I would probably start with ordiellipse
and see if that suits your needs.
### Reproducible example
require("vegan")
data(varespec)
data(varechem)
pca <- rda(varespec, scale = TRUE)
grp <- with(varechem, cut(Baresoil, 4, labels = 1:4))
cols <- c("red","orange","blue","forestgreen")
scl <- 1 ## scaling
plot(pca, display = "sites", scaling = scl, type = "n")
points(pca, display = "sites", scaling = scl, col = cols[grp], pch = 16)
lev <- levels(grp)
for (i in seq_along(lev)) { ## draw ellipse per group
ordiellipse(pca, display = "sites", kind = "se", scaling = scl,
groups = grp, col = cols[i], show.groups = lev[i])
}
## centroids
scrs <- as.data.frame(scores(pca, display = "sites", scaling = scl,
choices = 1:2))
cent <- do.call(rbind, lapply(split(scrs, grp), colMeans))

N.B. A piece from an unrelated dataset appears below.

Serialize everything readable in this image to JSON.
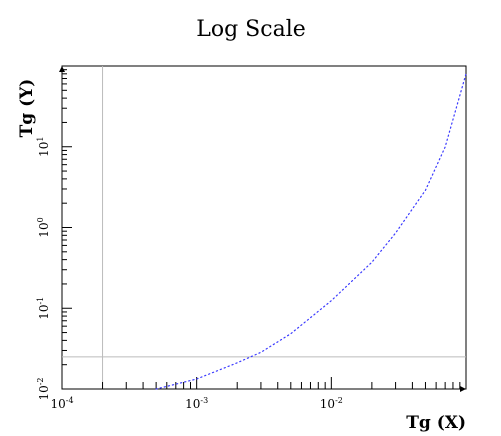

points(cent, col = cols, pch = 3, cex = 1.1)
This produces
You can remove the points()
line from the code above to stop it drawing the actual samples, but I thought it instructive here in terms of understanding what ordiellipse
is doing.
In the plot, the centroid is marked as the mean of the site scores on each axis by grouping grp
. The ellipse is a continuous region that is (given the setting I chose in the ordiellipse()
call) 1 standard error about this centroid. Your suggestion for error bars in each direction is a specific case of the ellipse drawn by ordiellipse
--- if you were to compute the standard errors of the centroids, they should extend as far as the extremal points of the ellipse in the horizontal and vertical directions.
However, this would fail to take into account the covariances of the scores on the two axes. Note in the example below how in those ellipses that are oriented at angles to the axes, the standard error bars do not intersect with the ellipse at their extremal points. If you were to draw a box containing the the region defined by the error bars, it would contain the ellipse, but it gives a very different impression of the uncertainty in the centroid.
serrFun <- function(df) {
apply(df, 2, function(x) sd(x) / sqrt(length(x)))
}
serr <- do.call(rbind, lapply(split(scrs, grp), serrFun))
for (i in seq_along(lev)) {
arrows(cent[i, 1] - serr[i, 1], cent[i, 2],
cent[i, 1] + serr[i, 1], cent[i, 2],
col = cols[i], code = 3, angle = 90, length = 0.05)
arrows(cent[i, 1], cent[i, 2] - serr[i, 2],
cent[i, 1], cent[i, 2] + serr[i, 2],
col = cols[i], code = 3, angle = 90, length = 0.05)
}